Need to do three things here:
1. Set other claim/clinical features to NULL
2. Align schemas (data types)
3. Align column orders
'''
left_types = {f.name: f.dataType for f in df_left.schema}
right_types = {f.name: f.dataType for f in df_right.schema}
left_fields = set((f.name, f.dataType) for f in df_left.schema)
right_fields = set((f.name, f.dataType) for f in df_right.schema)
# import pdb; pdb.set_trace() #pdb debugger
# I. First go over left-unique fields:
# For columns in the main df, but not in the new df: add it as Null
# For columns in both df but w/ different datatypes, use casting to keep them consistent w/ main df (Left)
for l_name, l_type in left_fields.difference(right_fields): #1. find what Left has, Right doesn't
if l_name in right_types: #2A. if column is in both, then something's off w/ the schema
r_type = right_types[l_name] #3. tell me what's this column's type in Right
df_right = df_right.withColumn(l_name,df_right[l_name].cast(l_type)) #4. keep them consistent w/ main df (Left)

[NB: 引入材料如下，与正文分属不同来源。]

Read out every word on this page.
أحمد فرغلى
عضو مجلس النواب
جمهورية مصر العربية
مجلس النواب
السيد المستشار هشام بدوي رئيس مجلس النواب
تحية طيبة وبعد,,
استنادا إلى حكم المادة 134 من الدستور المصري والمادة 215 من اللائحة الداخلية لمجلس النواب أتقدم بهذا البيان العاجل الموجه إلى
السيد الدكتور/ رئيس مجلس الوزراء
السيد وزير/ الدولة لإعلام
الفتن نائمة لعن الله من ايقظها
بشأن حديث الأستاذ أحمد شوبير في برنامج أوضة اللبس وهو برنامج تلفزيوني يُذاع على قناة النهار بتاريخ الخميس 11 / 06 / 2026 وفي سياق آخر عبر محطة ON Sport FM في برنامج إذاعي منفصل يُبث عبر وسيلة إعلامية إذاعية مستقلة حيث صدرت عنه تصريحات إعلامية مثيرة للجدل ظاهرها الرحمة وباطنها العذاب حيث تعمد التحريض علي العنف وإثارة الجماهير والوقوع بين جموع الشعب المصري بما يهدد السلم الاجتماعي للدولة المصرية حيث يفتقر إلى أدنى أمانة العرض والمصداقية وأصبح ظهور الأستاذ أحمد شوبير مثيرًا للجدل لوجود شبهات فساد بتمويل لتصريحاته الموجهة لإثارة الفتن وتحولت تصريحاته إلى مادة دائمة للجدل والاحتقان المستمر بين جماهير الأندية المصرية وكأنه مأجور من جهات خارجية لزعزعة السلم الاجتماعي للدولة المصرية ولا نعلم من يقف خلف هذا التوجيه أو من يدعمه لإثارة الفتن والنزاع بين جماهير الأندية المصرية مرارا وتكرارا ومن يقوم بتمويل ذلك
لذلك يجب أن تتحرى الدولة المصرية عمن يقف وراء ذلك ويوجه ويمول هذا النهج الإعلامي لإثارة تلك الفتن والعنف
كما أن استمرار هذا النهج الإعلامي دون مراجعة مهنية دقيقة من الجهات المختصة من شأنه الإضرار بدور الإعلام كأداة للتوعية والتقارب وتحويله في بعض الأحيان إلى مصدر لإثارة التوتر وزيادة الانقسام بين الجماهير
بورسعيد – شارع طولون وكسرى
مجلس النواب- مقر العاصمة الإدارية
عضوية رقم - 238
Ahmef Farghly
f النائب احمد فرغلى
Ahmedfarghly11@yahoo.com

print("Casting magic happened on column %s: Left type: %s, Right type: %s. Both are now: %s." % (l_name, l_type, r_type, l_type))

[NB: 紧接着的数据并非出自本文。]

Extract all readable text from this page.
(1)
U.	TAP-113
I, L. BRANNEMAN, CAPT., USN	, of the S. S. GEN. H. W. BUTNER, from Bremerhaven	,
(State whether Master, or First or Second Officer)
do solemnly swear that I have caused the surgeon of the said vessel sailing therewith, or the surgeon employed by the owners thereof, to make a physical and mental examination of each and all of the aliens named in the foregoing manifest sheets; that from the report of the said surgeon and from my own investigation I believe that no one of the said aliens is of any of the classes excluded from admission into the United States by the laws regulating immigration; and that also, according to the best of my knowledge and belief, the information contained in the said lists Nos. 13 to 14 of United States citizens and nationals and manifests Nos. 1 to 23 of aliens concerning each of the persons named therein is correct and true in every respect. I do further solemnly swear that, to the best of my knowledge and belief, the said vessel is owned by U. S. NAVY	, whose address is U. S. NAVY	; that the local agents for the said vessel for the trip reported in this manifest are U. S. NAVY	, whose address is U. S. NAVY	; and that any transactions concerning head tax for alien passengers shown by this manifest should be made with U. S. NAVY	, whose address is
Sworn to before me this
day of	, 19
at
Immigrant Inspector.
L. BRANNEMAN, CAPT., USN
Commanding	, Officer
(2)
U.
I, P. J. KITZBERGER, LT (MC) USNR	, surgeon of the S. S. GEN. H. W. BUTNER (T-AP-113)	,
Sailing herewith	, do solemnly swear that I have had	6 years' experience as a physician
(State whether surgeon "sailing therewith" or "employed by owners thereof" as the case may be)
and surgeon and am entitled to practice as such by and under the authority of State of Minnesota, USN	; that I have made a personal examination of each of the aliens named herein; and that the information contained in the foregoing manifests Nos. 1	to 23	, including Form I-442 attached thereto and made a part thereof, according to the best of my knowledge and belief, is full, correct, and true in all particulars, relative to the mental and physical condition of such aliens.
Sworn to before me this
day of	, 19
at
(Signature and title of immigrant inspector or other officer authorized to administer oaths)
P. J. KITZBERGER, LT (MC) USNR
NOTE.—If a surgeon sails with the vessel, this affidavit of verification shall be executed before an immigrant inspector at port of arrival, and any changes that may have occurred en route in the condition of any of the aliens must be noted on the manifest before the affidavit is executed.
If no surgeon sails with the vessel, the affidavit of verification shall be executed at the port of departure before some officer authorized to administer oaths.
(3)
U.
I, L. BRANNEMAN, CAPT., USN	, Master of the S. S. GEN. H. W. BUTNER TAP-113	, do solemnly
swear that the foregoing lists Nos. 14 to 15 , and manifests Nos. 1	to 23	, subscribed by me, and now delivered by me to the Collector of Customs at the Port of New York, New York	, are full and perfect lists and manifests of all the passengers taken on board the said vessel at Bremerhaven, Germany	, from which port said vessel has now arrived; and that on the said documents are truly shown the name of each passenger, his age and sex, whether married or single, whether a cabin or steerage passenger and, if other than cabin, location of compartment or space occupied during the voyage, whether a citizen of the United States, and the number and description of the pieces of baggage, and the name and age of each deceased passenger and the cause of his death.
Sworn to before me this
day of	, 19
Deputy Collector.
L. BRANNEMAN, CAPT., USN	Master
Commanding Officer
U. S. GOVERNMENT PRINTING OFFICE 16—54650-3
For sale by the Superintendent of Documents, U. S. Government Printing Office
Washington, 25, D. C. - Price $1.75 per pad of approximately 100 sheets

else: #2B. if Left column is not in Right, add a NULL column to Right df
df_right = df_right.withColumn(l_name, F.lit(None).cast(l_type))
# Make sure Right columns are in the same order of Left
df_right = df_right.select(df_left.columns)
return df_left.union(df_right)
回答by Ihor Konovalenko
If you read both data frames from storage files you can just use predefined schema:
如果您从存储文件中读取两个数据帧,您可以只使用预定义的模式:
val schemaForRead =
StructType(List(
StructField("userId", LongType,true),
StructField("dtEvent", LongType,true),
StructField("goodsId", LongType,true)
))
val dfA = spark.read.format("parquet").schema(schemaForRead).load("/tmp/file1.parquet")
val dfB = spark.read.format("parquet").schema(schemaForRead).load("/tmp/file2.parquet")
val dfC = dfA.union(dfB)
Note that schema in files file1and file2can be different and can differ form schemaForRead. If file1doesn't contain field from schemaForReaddataframe Awill have empty field with null's. If file contains additional field not presented in schemaForReaddataframe just wouldn't have it.
请注意,文件中的架构file1和file2可以不同,也可以不同的形式schemaForRead。如果file1不包含来自schemaForRead数据帧的字段,A则将有带有null's 的空字段。如果文件包含未出现在schemaForRead数据框中的附加字段,则不会有它。